Baiting AI: Deceptive Adversary Against AI-Protected Industrial Infrastructures

TL;DR

This paper introduces a sophisticated cyber-attack method using multi-agent Deep Reinforcement Learning to stealthily degrade industrial water treatment systems while evading existing AI security measures.

Contribution

It presents a novel DRL-based attack strategy targeting ICS, demonstrating its effectiveness and potential to manipulate industrial infrastructure security.

Findings

The attack can subtly degrade product quality.

The attack evades current AI-based detection systems.
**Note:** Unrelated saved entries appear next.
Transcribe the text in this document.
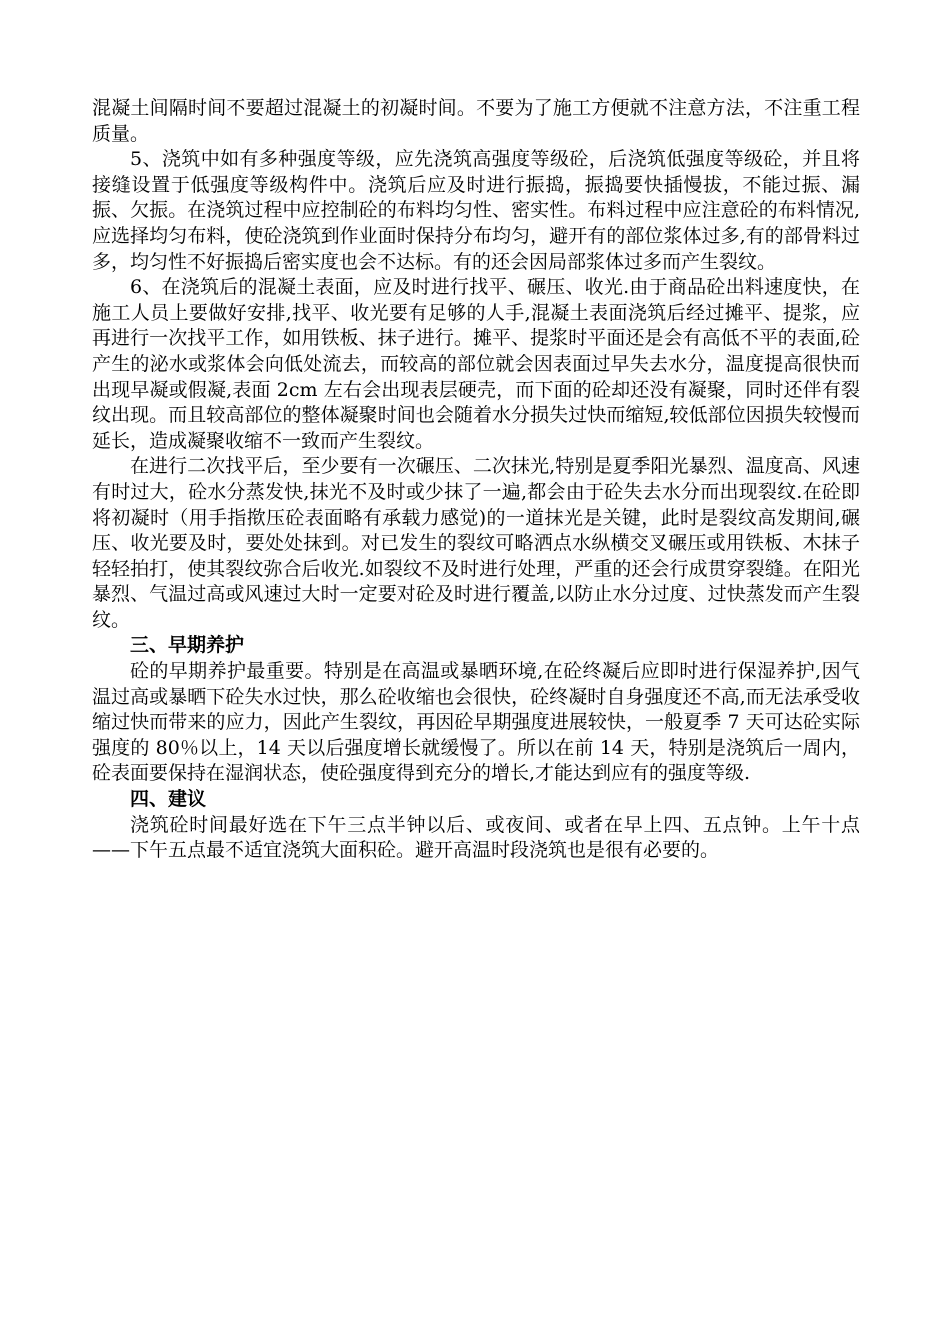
混凝土间隔时间不要超过混凝土的初凝时间。不要为了施工方便就不注意方法，不注重工程质量。

5、浇筑中如有多种强度等级，应先浇筑高强度等级砼，后浇筑低强度等级砼，并且将接缝设置于低强度等级构件中。浇筑后应及时进行振捣，振捣要快插慢拔，不能过振、漏振、欠振。在浇筑过程中应控制砼的布料均匀性、密实性。布料过程中应注意砼的布料情况,应选择均匀布料，使砼浇筑到作业面时保持分布均匀，避开有的部位浆体过多,有的部骨料过多，均匀性不好振捣后密实度也会不达标。有的还会因局部浆体过多而产生裂纹。

6、在浇筑后的混凝土表面，应及时进行找平、碾压、收光.由于商品砼出料速度快，在施工人员上要做好安排,找平、收光要有足够的人手,混凝土表面浇筑后经过摊平、提浆，应再进行一次找平工作，如用铁板、抹子进行。摊平、提浆时平面还是会有高低不平的表面,砼产生的泌水或浆体会向低处流去，而较高的部位就会因表面过早失去水分，温度提高很快而出现早凝或假凝,表面 2cm 左右会出现表层硬壳，而下面的砼却还没有凝聚，同时还伴有裂纹出现。而且较高部位的整体凝聚时间也会随着水分损失过快而缩短,较低部位因损失较慢而延长，造成凝聚收缩不一致而产生裂纹。

在进行二次找平后，至少要有一次碾压、二次抹光,特别是夏季阳光暴烈、温度高、风速有时过大，砼水分蒸发快,抹光不及时或少抹了一遍,都会由于砼失去水分而出现裂纹.在砼即将初凝时（用手指揿压砼表面略有承载力感觉)的一道抹光是关键，此时是裂纹高发期间,碾压、收光要及时，要处处抹到。对已发生的裂纹可略洒点水纵横交叉碾压或用铁板、木抹子轻轻拍打，使其裂纹弥合后收光.如裂纹不及时进行处理，严重的还会行成贯穿裂缝。在阳光暴烈、气温过高或风速过大时一定要对砼及时进行覆盖,以防止水分过度、过快蒸发而产生裂纹。

三、早期养护

砼的早期养护最重要。特别是在高温或暴晒环境,在砼终凝后应即时进行保湿养护,因气温过高或暴晒下砼失水过快，那么砼收缩也会很快，砼终凝时自身强度还不高,而无法承受收缩过快而带来的应力，因此产生裂纹，再因砼早期强度进展较快，一般夏季 7 天可达砼实际强度的 80％以上，14 天以后强度增长就缓慢了。所以在前 14 天，特别是浇筑后一周内，砼表面要保持在湿润状态，使砼强度得到充分的增长,才能达到应有的强度等级.

四、建议

浇筑砼时间最好选在下午三点半钟以后、或夜间、或者在早上四、五点钟。上午十点——下午五点最不适宜浇筑大面积砼。避开高温时段浇筑也是很有必要的。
The approach is validated in an industry-level setup.

Abstract

This paper explores a new cyber-attack vector targeting Industrial Control Systems (ICS), particularly focusing on water treatment facilities. Developing a new multi-agent Deep Reinforcement Learning (DRL) approach, adversaries craft stealthy, strategically timed, wear-out attacks designed to subtly degrade product quality and reduce the lifespan of field actuators. This sophisticated method leverages DRL methodology not only to execute precise and detrimental impacts on targeted infrastructure but also to evade detection by contemporary AI-driven defence systems. By developing and implementing tailored policies, the attackers ensure their hostile actions blend seamlessly with normal operational patterns, circumventing integrated security measures. Our research reveals the robustness of this attack strategy, shedding light on the potential for DRL models to be manipulated for adversarial purposes. Our research has been validated through testing and analysis in an industry-level setup. For reproducibility and further study, all related materials, including datasets and documentation, are publicly accessible.